Remember Al Capone?  He got rich because we made alcohol illegal.  As he often said, “I am just a businessman, giving people what they want.” 

Making drugs illegal does not make them disappear, if we can’t keep drugs out of federal prisons, how could we keep them out of Los Angeles?  If drugs have to be in our society, do we really want criminals to profit from them?  Does our government have some secret economic stimulus program for gangs?

Let’s ignore all of this.  Let’s ignore that the government doesn’t have any business telling us what we should do with our own bodies.   Let’s ignore that there are more drugs around today than before we started this silly policy.  Let’s ignore that we jail so many of our own citizens that China has lectured us about civil rights in the United Nations.  Let’s ignore rich criminals and an ever larger police force.  I’ll give you another reason to think about changing the rules of this war; Mexico is losing its war on drugs and my friends are dying.

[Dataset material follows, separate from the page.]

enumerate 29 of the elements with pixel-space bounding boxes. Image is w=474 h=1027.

If we have problems with the present government in Mexico, think what it will be like when the drug cartels take over in Mexico.


  1. OK, so I got caught up with your blog. I'm glad I did, because I really like this most recent one. Better living through chemistry.--Ken

  2. I think that we should make drugs legal, then tax the hell out of them.

  3. They did that in Washington and Colorado. Pot legalization has increased the trade in black market hash oil, more fires and explosion from home labs blowing up and illegal growers avoiding taxes that were supposed to give the state treasuries such a boost. Colorado just spent 4 million bucks on a campaign against stoned driving because of the increase in the cost of testing stoned drivers (there's no breathalyzer for cannabis). And the local competition has reduced the profit margin for Mexican pot. Did the Mexican pot farmers stop growing pot. Yes it did. Now, apparently, Mexican Farmers are switching from pot to opium poppies - heroin being more compact and they can make it cheaper than importing from Afghanistan. So, "Hooray!" We've made heroin less expensive and taking care of addicts more costly. Doing away with drug laws doesn't make the drug trade go away. It simply becomes more horrific and the human toll more ghastly.

    About the only thing you can do to take down the cartels is send in Seal Teams, Delta Force, Rangers, snipers and Marines and follow up with some major foreign aid to help Mexican farmers find a new cash crop. So long as there are evil people allowed to operate freely, we're going to be losing your friends right and left, Mark. Take away the drug trade and the cartels are simply going to find another high profit trade, like smuggling Al Quaeda operatives over the border or something fun like that.